Paper “Differential brain responses to pain perception in empathic drinkers.” Published in the October 2020 edition of Neuroimage: Clinical Journal. The study involved 71 participants (from France and the United Kingdom) whose brain activity was observed on fMRI scanners while performing a pain perception task. Half of these people were classified as alcoholics and half were not. The drinkers were sober when they were observed.

In the exercise, participants were shown a picture of a joint injury or asked to imagine that the part of the body was themselves or another person, and to describe how much pain they were experiencing with the image. The drinking participants struggled more than their non-drinking counterparts as they tried to accept the perspective of another person who was in pain: they took more time to respond, and the scans revealed that their brains needed to work harder – using more nerves. resources – to assess how intensely another person will feel pain.

Dr.  Rae Laboratory Brain Scanning

Dr. A standard brain image from Rae’s lab (not from work). Credit: Dr. Charlotte Rae

The study also found a wider dysfunction than had been done before; The visual field of the brain, which is associated with the recognition of body parts, showed an unusually high level of activity in drinkers. This was not true of non-drinkers looking at the same images.

When the binge-drinkers were asked to imagine the injured body part in the picture as themselves, their pain was no different from that of their non-drinking colleagues.

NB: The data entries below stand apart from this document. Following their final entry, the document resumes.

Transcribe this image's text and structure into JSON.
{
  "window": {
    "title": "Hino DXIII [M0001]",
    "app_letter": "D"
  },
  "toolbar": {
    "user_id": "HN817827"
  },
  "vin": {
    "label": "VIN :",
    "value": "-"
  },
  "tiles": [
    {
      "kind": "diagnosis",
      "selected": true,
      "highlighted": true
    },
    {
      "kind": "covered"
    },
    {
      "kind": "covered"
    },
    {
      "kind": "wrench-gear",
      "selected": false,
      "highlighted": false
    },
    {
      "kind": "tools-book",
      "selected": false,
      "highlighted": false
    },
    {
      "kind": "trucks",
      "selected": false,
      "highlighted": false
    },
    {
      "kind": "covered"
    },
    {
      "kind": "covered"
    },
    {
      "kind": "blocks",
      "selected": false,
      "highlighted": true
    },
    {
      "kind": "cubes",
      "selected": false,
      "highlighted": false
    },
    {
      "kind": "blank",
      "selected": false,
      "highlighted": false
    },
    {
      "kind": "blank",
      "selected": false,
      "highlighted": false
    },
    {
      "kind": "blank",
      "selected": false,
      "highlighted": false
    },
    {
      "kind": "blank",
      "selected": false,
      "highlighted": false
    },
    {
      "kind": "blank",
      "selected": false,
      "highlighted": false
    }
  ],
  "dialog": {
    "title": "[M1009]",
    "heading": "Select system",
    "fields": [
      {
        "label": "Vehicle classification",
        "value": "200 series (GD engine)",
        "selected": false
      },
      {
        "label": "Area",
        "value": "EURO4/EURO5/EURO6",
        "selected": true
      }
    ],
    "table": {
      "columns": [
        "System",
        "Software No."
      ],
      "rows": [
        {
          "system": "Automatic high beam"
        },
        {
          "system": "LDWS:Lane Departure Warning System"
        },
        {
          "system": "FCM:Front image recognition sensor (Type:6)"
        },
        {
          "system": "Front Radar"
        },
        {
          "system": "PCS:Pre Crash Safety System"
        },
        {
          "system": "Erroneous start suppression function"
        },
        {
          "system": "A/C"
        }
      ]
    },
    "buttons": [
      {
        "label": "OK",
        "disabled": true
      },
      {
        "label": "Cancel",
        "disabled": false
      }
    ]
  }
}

Professor Theodora Duka of the School of Psychology at the University of Sussex said:

“I have been studying the effects of alcohol for many years. At that time, I gathered a lot of evidence that excessive drinking was associated with impaired brain function in areas that support self-control and attention. Our aim in this study was to test whether drinkers showed less empathy and that their brains reacted differently to non-drinkers when they imagined another person in pain.

Decreased empathy in drinkers can make it easier to drink, as it can interrupt the way you think about the suffering of yourself or others during a drinking session. In this study, we showed that the dysfunction associated with heavy drinking is more widespread than previously known. A region of the brain called the Fusiform Body Zone, which deals with the recognition of body parts, has shown hyperactivity in drinkers in a state of empathy.

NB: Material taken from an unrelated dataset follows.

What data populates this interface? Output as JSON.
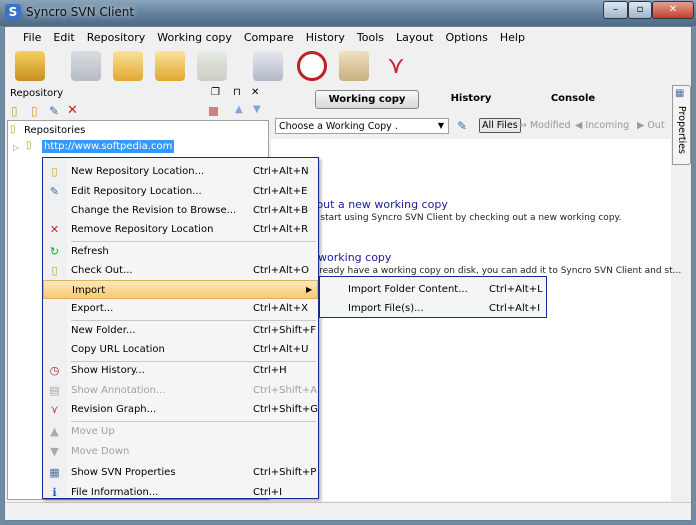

Dr.  Rae Laboratory Brain Description

Dr. A standard brain image from Rae’s lab (not from work). Credit: Dr. Charlotte Rae

Dr. from the Faculty of Psychology, University of Sussex. Charlotte Rae said:

“Our results are astonishing,” he said. Our taxes show that those who drink alcohol should work harder to feel empathy for other people who are in pain. Non-alcoholic drinkers should use more resources in terms of higher brain activity. In everyday life, this means that people who drink can struggle to accept the pain of others as easily as those who do not drink alcohol. It’s not that drinkers feel less empathy – they just have to put in more brain resources to do it. However, under certain circumstances, when resources are limited, drinkers may struggle to respond empathetically to others. ”

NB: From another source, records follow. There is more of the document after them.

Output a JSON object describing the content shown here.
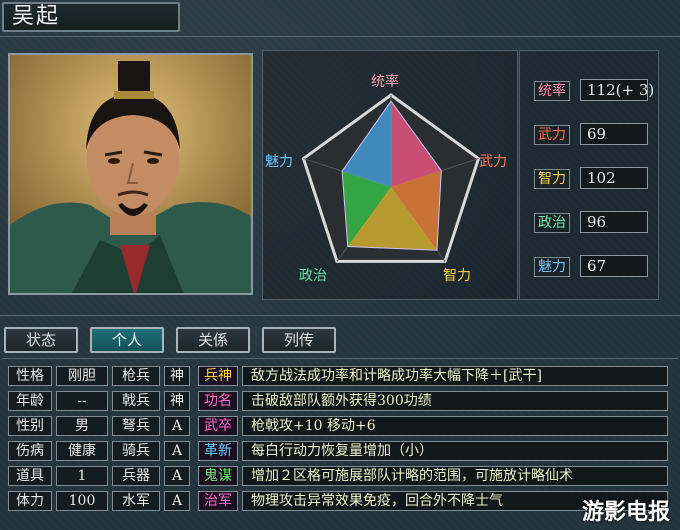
{
  "officer": {
    "name": "吴起"
  },
  "radar": {
    "labels": {
      "lead": "统率",
      "war": "武力",
      "int": "智力",
      "pol": "政治",
      "chr": "魅力"
    },
    "label_colors": {
      "lead": "#ff9ab0",
      "war": "#ff7a5a",
      "int": "#ffcc33",
      "pol": "#66e0a0",
      "chr": "#6ec6ff"
    },
    "values": {
      "lead": 112,
      "war": 69,
      "int": 102,
      "pol": 96,
      "chr": 67
    },
    "max": 120
  },
  "stats": [
    {
      "label": "统率",
      "value": "112(+ 3)",
      "color": "#ff8aa8"
    },
    {
      "label": "武力",
      "value": "69",
      "color": "#ff6a4a"
    },
    {
      "label": "智力",
      "value": "102",
      "color": "#ffd23a"
    },
    {
      "label": "政治",
      "value": "96",
      "color": "#7ae8a8"
    },
    {
      "label": "魅力",
      "value": "67",
      "color": "#6ec6ff"
    }
  ],
  "tabs": [
    "状态",
    "个人",
    "关係",
    "列传"
  ],
  "active_tab": "个人",
  "attributes": [
    {
      "k1": "性格",
      "v1": "刚胆",
      "k2": "枪兵",
      "v2": "神"
    },
    {
      "k1": "年龄",
      "v1": "--",
      "k2": "戟兵",
      "v2": "神"
    },
    {
      "k1": "性别",
      "v1": "男",
      "k2": "弩兵",
      "v2": "A"
    },
    {
      "k1": "伤病",
      "v1": "健康",
      "k2": "骑兵",
      "v2": "A"
    },
    {
      "k1": "道具",
      "v1": "1",
      "k2": "兵器",
      "v2": "A"
    },
    {
      "k1": "体力",
      "v1": "100",
      "k2": "水军",
      "v2": "A"
    }
  ],
  "skills": [
    {
      "tag": "兵神",
      "tag_color": "#ffd23a",
      "desc": "敌方战法成功率和计略成功率大幅下降＋[武干]"
    },
    {
      "tag": "功名",
      "tag_color": "#ff66cc",
      "desc": "击破敌部队额外获得300功绩"
    },
    {
      "tag": "武卒",
      "tag_color": "#ff66cc",
      "desc": "枪戟攻+10 移动+6"
    },
    {
      "tag": "革新",
      "tag_color": "#66ccff",
      "desc": "每白行动力恢复量增加（小）"
    },
    {
      "tag": "鬼谋",
      "tag_color": "#66ee66",
      "desc": "增加２区格可施展部队计略的范围，可施放计略仙术"
    },
    {
      "tag": "治军",
      "tag_color": "#ff66cc",
      "desc": "物理攻击异常效果免疫，回合外不降士气"
    }
  ],
  "watermark": "游影电报"
}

Bringing a drink is defined as the consumption of more than 60 g of pure alcohol (equivalent to three-quarters of a glass of wine or 2 pints of camp) at least once in the last 30 days. In the UK and France, about 30% of all adults (over the age of 15) who drink alcohol meet this criterion.

Reference: “Differential brain reactions to pain perception during empathic reactions in non-drinkers.”
Charlotte L. Rae, Fabien Gierski, Kathleen W. Smith, Kyriaki Nikolaou, Amy Davies, Hugo D. Critchley, Mickaël Naassil and Theodora Duka, December 22, 2020, Neuroimage: Clinical.